Food tells our story and it is natural to wonder what the partisans ate during the times of the Resistance. As it is easy to imagine, there wasn’t much available under the fascist regime, autarky was strict, ingredients such as olive oil or sugar were luxury, even pasta was not accepted. For the partisans, the situation was even worse, having to also fight hunger through a subsistence cuisine, partly contraband thanks to the support of civilians ready to help them at a very high price (there was a real risk of being shot by the black militias if discovered).

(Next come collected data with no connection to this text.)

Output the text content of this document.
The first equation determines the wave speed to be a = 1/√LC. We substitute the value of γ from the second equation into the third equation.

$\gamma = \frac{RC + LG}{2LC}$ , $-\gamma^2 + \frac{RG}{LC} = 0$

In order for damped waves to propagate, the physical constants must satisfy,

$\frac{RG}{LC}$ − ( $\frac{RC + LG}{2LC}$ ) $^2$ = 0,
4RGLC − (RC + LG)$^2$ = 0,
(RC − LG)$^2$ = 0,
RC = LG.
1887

A few years ago, a timeless book was released, entitled Partisans at the table. Stories of resistant food and recipes of freedom by Lorena Carrara and Elisabetta Salvini (available on Amazon), which traces the Resistance through food. There are many episodes told that make the heart ache and hope: from the reconstruction lasagna enjoyed by Teresa Noce returning from the death camps to the 35 thousand children fed by Emilian women in the harsh winter of ’45. What has stuck in my memory the most refers to 380 kilos of butter pasta offered by the Cervi family to the entire town of Campegine to celebrate the fall of the regime. A day of extraordinary generosity that gave birth to anti-fascist pasta, a symbolic dish never to be forgotten for its intrinsic value. In fact, the Duce preferred a healthy diet based on cereals, rice had ousted pasta, practically banned – as can also be seen from The Manifesto of Futurist Cuisine by Tommaso Marinetti.

History of anti-fascist pasta?

The anti-fascist pasta was actually born before the Liberation, but it has still remained a symbolic dish today, re-proposed at a national level with various activities spread throughout Italy both on 25 April and on July 25th. Let’s see why.

The July 25, 1943following the meeting of the Grand Council of Fascism, Mussolini was deposed and arrested, thus marking the end of fascism afterwards 21 years. The king designated the marshal of the army Pietro Badoglio as the new head of government, who however did not stop the war, but sided with the Germans. However, it was an event worth celebrating Cervi brothers they procured the flour, took butter and cheese on credit from the dairy and prepared kilos and kilos of pasta. They loaded the wagon and took it to the square in Campegine ready to distribute it to the people of the town. A great day of celebration, a sigh of relief awaiting the long-suffering democracy.
In memory of that event, and to celebrate the liberation of Italy from Nazi-fascism, like every year also for this 25th April Deer House will host the big party which will start at 10 am and last the whole day.